Era Sofocle, ed eravamo nel 442 avanti Cristo, a raccontare la tragedia di Antigone che volle a ogni costo dar sepoltura al cadavere del fratello Polinice contro il volere (che era legge) di Creonte, nuovo re di Tebe. Scoperta, fu condannata e vivere imprigionata in una grotta e prima della decisione del re di liberarla, la fece finita impiccandosi. Potere contro autorità, l'eterno conflitto tra la norma positiva, quella dell'uomo che condanna e una legge che va al di là e che spesso impone di trasgredire.

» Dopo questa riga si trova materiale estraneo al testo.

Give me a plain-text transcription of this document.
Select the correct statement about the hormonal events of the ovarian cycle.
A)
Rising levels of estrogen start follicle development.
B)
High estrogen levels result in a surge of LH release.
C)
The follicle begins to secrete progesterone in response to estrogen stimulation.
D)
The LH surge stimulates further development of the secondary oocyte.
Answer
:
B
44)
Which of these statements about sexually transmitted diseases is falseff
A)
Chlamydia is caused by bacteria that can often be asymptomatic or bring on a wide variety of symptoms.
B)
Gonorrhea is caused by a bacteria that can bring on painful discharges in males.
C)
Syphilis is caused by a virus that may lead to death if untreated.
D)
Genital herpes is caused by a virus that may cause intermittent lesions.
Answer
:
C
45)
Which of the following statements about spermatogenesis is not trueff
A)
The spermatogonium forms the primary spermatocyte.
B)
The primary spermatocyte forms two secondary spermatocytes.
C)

Non ci sono state svastiche e fasci, ma solo Tricolori ieri alla cerimonia al Campo X che ha ricordato i soldati della Repubblica sociale italiana e civili come gli attori Luisa Ferida e Osvaldo Valenti trucidati dai partigiani, molti a guerra già finita nella mattanza che seguì il 25 aprile. Niente saluti romani al momento del rito militare del «Presente», come chiesto dagli organizzatori dopo il divieto del prefetto e come disciplinatamente è stato accettato dai partecipanti. Nulla a che vedere con la baracconata sconcia di Predappio qualche giorno fa sulla tomba del Duce. Il braccio teso scappa solo a un settantaduenne che si definisce orgogliosamente fascista per non deludere i tanti giornalisti affamati di un mostro da sbattere in prima pagina o di una maglietta demente che magari accostasse Auschwitz a Disneyland. «La denuncia? Ho 72 anni, sapete dove me la metto? Facciano pure, ne vorrei dieci di denunce così». Intorno le Associazioni d'Arma che hanno organizzato la cerimonia e alcuni rappresentanti di Memento, costola di Lealtà Azione e CasaPound.

La lettura della lettera di un condannato a morte della Rsi, ma nessuna messa perché non si è trovato un prete disposto a recitare una preghiera per quei morti dannati dal marchio dei vinti. Anatema senza misericordia di quella stessa chiesa che nell'era fascista faceva a gara per benedire i gagliardetti.